Researchers in Australia have identified the main factors contributing to pandemic vulnerability in cities as growing populations centered around airports and air travel itself, as population growth outpaces the response capabilities of urban infrastructure.
Such were the conclusions reached by a multidisciplinary team led by Australia’s Centre for Complex Systems and the Marie Bashir Institute for Infectious Diseases and Biosecurity. Researchers believe it had exposed vulnerabilities in the nation’s health infrastructure.
“We should be wary of the tendency for local population growth to out-strip the carrying capacity of the urban infrastructure,” Dr. Cameron Zachreson of the Complex Systems Research Group said. “It’s unclear when the next outbreak will be—however our policies should prepare us for crisis situations, such as epidemics, rather than simply keep pace with growth under placid circumstances.”
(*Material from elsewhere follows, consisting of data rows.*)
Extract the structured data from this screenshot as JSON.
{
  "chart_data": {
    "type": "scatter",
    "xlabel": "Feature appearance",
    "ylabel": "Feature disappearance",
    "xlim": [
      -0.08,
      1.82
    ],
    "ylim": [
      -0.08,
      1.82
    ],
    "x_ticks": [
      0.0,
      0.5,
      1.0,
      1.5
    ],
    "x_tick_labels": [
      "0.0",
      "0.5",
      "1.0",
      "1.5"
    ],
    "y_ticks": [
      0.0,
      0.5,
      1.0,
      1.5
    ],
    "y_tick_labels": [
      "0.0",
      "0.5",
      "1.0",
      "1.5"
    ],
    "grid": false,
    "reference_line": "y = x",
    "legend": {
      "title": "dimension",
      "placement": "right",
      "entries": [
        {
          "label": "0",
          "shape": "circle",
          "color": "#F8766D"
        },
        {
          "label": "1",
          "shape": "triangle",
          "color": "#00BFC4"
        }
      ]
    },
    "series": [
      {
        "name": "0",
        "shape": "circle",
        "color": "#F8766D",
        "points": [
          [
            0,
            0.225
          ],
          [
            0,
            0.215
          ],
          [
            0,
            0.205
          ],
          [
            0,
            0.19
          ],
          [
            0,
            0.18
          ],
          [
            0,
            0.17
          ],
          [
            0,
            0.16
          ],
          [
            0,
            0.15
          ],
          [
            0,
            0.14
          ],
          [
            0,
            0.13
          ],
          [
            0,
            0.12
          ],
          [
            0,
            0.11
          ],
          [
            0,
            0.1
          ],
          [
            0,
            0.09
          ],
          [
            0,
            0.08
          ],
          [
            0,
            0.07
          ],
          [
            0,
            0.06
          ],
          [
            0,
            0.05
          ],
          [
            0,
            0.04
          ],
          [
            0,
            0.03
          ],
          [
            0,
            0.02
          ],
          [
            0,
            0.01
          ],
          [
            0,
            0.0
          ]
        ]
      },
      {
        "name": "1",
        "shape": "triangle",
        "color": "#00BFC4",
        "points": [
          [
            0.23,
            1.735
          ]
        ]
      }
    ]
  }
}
The research marked the first time scientists in this area turned to anonymous data from the 2006, 2011 and 2016 Australian censuses, using them to forge a simulator to track similarly anonymous households and suburbs. The study of daily interactions granted insight into how diseases spread and how infrastructure can be better prepared against them. Unfortunately, though medical infrastructure has increased over the years, major hospitals are regularly operating at 100 percent capacity, and the effects of influenza — especially Swine flu — have been on the rise since 2009.
“The Australian Census has provided comprehensive data with which to calibrate a nation-level model of pandemic influenza spread and investigate the population’s vulnerability to the contagion over a period of rapid urbanisation,” Mikhail Prokopenko, director of the Complex Systems Research Group, said.
Between 2006 and 2016, Australia’s population increased by 4 million people, especially in urban areas like Sydney and Melbourne. The massive population spike and a near doubling of inbound international flights over the same period has opened the traditionally isolated nation to a greater variety of epidemics.
“We hope that our research can lend strength to the argument that keeping hospital beds at a consistent ratio to the urban population is insufficient and will not account for the relative increases in disease prevalence that our simulation results suggest will occur,” Zachreson said.